Dracula Defanged

My wife and I tuned in to NBC's pilot episode of Dracula with high hopes, only to have our expectations dashed. We were eager for more in the latest reboot of the greatest vampire character of all time, but instead we witnessed a plodding, deathly dull period drama that had far too few chills and thrills.

Actor Jonathan Rhys Meyers is talented enough, but even he has been neutered a bit, losing some of the charm he displayed in The Tudors and forced to have his Vlad/Dracula persona transformed into a bland American named Alexander Grayson. Instantly lost is all the exotic intrigue of the foreign aristocrat that is such an integral part of the original Count.

We've seen far too many glittery superhero vampires. What made Dracula so exciting in past renditions (both literary and cinematic, both live on stage and on the television screen) was his inescapable romantic appeal hiding the frightening monster within.  In this new series, the monster is all but hidden beyond recognition, glimpsed at in all-too-brief moments.

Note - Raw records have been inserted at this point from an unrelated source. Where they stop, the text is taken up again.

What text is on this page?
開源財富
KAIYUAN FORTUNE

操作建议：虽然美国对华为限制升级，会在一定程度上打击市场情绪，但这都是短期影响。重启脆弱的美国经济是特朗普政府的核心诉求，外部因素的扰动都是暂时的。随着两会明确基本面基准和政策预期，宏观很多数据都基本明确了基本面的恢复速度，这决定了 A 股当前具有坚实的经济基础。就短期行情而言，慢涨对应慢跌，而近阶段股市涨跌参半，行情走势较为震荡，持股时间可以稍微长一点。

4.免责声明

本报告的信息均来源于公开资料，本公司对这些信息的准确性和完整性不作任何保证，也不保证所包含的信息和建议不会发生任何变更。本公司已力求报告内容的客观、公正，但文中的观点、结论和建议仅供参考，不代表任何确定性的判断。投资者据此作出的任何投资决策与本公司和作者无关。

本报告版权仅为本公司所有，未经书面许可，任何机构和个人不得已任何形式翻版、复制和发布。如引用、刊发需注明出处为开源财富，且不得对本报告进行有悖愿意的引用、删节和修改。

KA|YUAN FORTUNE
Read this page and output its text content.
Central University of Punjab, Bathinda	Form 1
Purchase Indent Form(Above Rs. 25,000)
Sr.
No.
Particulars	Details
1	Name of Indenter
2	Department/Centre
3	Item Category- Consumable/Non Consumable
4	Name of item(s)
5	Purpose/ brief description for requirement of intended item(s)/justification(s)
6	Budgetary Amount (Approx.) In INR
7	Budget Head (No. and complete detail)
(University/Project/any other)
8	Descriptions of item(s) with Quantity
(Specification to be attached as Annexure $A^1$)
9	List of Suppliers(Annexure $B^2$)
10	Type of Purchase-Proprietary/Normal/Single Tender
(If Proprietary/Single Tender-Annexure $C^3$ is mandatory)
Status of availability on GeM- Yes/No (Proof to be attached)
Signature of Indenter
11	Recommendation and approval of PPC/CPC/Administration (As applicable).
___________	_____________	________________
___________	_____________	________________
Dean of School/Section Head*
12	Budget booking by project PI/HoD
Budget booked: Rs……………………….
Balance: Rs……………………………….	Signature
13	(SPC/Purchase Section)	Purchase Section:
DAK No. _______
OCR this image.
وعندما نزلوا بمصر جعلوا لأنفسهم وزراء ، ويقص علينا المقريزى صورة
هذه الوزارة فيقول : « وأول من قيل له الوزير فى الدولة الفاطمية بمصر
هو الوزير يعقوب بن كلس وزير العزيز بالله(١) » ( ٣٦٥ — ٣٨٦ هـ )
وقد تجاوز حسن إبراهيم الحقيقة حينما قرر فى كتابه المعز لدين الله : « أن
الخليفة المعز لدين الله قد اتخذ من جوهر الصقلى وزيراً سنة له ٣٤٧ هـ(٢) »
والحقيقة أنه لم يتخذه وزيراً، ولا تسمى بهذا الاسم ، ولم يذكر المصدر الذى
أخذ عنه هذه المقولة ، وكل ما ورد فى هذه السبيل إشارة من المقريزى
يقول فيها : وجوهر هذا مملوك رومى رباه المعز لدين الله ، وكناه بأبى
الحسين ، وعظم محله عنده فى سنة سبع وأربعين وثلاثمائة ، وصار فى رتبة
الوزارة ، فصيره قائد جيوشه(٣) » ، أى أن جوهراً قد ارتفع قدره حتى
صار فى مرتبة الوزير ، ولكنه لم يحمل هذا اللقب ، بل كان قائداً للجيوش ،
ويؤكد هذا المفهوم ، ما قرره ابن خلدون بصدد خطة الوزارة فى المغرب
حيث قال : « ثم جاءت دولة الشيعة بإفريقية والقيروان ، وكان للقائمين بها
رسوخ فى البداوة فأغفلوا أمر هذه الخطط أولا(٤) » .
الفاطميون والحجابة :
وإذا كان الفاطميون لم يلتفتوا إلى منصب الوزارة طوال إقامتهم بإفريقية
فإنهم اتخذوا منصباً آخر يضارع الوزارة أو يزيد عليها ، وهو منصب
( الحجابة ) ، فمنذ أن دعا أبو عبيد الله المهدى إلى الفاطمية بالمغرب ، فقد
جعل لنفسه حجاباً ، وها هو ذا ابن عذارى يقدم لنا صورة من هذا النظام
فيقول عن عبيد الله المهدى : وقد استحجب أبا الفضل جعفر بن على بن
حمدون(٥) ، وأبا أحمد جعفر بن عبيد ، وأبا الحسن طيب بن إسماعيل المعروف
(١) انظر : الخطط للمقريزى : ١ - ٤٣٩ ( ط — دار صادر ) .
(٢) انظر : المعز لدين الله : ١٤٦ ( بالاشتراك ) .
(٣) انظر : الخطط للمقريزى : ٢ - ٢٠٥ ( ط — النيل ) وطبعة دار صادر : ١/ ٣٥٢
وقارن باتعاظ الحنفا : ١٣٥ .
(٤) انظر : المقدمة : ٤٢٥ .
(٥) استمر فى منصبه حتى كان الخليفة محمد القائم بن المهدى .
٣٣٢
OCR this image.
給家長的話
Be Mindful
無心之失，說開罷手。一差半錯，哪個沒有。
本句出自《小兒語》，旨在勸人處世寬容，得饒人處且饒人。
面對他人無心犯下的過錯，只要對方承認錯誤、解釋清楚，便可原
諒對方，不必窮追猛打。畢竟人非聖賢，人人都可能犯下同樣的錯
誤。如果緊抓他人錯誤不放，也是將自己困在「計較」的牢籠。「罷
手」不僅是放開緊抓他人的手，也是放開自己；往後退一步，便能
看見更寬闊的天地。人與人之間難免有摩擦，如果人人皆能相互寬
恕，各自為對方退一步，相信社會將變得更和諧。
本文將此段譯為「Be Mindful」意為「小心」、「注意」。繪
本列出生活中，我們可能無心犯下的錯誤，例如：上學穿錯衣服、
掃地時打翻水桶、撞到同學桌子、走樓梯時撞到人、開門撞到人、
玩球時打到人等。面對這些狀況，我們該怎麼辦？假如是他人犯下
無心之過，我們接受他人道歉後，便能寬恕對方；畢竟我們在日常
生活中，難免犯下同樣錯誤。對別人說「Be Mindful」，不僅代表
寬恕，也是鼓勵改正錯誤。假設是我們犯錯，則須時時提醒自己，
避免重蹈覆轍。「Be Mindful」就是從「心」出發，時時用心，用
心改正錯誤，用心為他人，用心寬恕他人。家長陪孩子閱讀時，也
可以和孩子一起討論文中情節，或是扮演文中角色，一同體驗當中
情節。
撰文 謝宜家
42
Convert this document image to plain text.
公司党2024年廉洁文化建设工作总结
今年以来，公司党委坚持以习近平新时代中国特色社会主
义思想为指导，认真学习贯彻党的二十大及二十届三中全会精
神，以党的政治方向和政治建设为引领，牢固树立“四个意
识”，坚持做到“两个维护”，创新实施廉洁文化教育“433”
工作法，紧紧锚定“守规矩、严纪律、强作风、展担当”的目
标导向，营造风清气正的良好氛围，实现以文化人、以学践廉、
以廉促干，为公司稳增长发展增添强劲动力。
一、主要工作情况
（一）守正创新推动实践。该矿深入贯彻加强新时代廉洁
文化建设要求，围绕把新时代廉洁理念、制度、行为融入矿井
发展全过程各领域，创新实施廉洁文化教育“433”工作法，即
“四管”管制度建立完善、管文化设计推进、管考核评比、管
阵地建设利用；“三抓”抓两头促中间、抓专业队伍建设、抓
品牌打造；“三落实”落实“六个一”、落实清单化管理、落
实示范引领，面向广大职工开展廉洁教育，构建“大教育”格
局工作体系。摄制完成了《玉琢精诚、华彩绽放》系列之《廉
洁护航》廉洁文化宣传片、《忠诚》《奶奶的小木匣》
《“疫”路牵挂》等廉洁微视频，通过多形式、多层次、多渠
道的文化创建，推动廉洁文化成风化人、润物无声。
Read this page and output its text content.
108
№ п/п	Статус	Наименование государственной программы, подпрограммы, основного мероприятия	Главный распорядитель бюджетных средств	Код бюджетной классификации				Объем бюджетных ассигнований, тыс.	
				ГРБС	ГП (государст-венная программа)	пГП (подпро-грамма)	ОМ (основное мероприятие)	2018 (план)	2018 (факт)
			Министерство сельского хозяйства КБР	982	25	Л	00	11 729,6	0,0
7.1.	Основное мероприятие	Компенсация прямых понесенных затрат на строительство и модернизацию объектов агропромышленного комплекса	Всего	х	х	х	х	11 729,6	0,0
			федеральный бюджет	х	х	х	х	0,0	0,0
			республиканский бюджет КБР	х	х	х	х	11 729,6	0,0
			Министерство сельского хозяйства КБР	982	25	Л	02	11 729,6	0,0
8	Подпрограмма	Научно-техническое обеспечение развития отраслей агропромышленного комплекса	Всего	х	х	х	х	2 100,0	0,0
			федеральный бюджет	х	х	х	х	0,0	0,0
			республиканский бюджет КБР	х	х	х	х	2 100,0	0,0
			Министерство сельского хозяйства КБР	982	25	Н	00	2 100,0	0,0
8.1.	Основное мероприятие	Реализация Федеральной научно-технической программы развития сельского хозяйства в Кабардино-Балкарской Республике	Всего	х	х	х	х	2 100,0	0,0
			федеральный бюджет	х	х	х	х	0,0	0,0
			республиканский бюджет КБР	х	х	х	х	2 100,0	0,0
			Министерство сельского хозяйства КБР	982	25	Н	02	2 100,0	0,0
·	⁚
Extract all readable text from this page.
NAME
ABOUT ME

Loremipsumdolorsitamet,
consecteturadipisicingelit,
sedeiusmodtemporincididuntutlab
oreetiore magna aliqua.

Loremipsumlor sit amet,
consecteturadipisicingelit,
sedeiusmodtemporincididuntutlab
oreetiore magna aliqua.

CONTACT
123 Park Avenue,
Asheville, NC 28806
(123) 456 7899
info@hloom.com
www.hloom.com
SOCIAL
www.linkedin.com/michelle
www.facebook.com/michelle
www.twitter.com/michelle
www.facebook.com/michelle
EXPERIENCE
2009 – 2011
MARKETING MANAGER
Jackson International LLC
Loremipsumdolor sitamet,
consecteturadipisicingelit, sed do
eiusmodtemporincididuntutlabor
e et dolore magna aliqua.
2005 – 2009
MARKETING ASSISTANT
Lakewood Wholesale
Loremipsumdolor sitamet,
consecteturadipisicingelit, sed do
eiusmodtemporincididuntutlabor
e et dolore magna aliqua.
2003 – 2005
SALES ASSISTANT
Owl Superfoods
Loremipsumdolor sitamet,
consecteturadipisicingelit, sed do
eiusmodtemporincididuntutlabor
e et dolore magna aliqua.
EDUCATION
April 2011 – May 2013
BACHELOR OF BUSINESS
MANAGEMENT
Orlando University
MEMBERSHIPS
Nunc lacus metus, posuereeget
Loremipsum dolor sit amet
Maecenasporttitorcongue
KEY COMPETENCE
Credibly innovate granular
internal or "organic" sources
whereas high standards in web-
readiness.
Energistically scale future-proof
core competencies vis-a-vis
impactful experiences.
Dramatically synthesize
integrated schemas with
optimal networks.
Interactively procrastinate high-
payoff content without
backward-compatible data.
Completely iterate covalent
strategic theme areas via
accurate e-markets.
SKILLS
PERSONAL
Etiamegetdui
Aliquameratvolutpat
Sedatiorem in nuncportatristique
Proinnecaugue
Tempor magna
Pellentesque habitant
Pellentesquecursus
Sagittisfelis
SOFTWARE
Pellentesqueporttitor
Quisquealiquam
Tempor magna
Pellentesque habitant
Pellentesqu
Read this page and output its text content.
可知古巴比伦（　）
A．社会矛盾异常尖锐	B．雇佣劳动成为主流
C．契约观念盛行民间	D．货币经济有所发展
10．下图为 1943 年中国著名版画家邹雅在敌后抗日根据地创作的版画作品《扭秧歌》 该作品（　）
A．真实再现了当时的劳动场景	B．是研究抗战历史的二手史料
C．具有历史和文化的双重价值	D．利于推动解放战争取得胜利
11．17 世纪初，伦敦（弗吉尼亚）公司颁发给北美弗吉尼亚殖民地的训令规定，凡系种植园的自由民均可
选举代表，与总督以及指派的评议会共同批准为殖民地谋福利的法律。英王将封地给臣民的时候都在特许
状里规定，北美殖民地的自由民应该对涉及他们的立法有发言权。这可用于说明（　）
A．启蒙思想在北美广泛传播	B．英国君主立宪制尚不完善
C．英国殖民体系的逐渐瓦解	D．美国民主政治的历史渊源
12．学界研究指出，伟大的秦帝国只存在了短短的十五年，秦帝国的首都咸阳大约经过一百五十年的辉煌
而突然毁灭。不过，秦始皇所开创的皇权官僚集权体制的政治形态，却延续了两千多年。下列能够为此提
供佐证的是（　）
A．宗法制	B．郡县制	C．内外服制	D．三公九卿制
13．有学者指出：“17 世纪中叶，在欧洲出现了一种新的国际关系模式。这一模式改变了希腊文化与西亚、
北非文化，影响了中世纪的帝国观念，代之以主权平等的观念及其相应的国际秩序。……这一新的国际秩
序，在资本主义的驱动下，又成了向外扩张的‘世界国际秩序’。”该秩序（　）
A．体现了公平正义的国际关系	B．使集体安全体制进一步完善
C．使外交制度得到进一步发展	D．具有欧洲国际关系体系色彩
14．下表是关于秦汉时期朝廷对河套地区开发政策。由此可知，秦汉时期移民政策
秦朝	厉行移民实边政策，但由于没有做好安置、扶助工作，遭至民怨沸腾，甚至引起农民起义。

Maybe this would have worked better if it were set in modern times, like Sherlock on CBS or Sleepy Hollow on FOX, but period shows have worked, so that's no excuse for the overly talky, slow paced snoozefest that this latest interpretation of Dracula ends up being.

Of course, I'm only judging it based on its first episode, but it was so uninteresting that I doubt I'll give it another chance.